A day or two later, Raymond gave me the rest. His father had asked him how much money he had. Out of his sixty or seventy-five a month Raymond had set aside several hundreds; "and I said I could make the rest by corresponding for some newspaper," he continued. This was in the simple day when travel-letters from Europe were still printed and read in the newspapers, and even "remunerated" by editors. Incredible, perhaps, in this day; yet true for that.

His father had asked him how long he intended to be away. Raymond was non-committal. He might travel for a year, or he might try "living" there for a while—a long while. A matter of funds and of luck, it seemed. His father, without pressing him closely, offered to double whatever sum he had saved up. He appeared neither pleased nor displeased by Raymond's course. He felt I suppose, that the bank would hardly suffer, and that Raymond (whom he did not understand) might get some profit. Fathers have their own opinions of sons, which opinions range, I dare say, all the way from charitableness to desperation.
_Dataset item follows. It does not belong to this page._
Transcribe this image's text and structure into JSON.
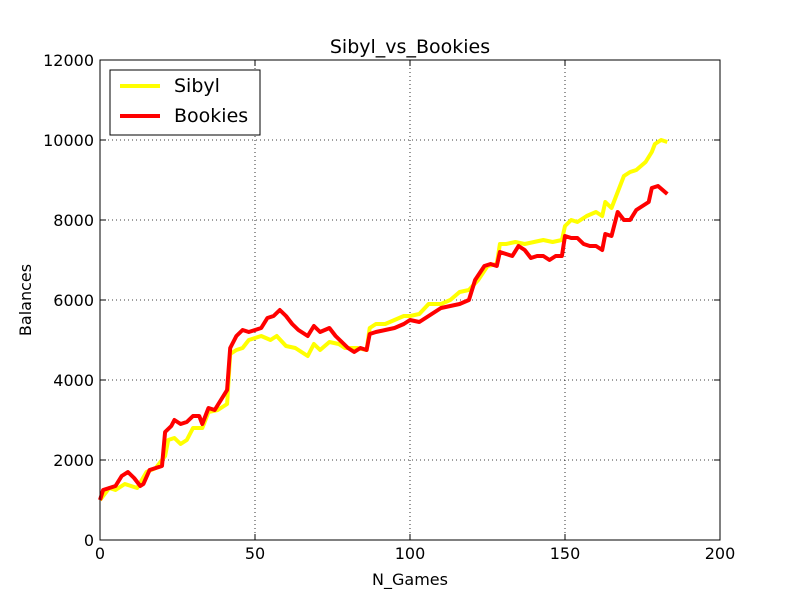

In the case of my own son, I am glad to say, a very slight degree of charitableness was all the tax laid upon me. There were some distressing months of angularity, both in physique and in manners, at seventeen; then a quick and miraculous escape into trimness and grace. And my grandson, now at nine, promises to be, I am glad to state, even more of a success and a pleasure. As for Raymond, he had developed unevenly: his growth had gone athwart. Possibly the "world," that vast, vague entity of which his father's knowledge was restricted almost to one narrow field, might aid in straightening the boy out.

"Well, try it for a year," his father said, not unkindly, and almost wistfully.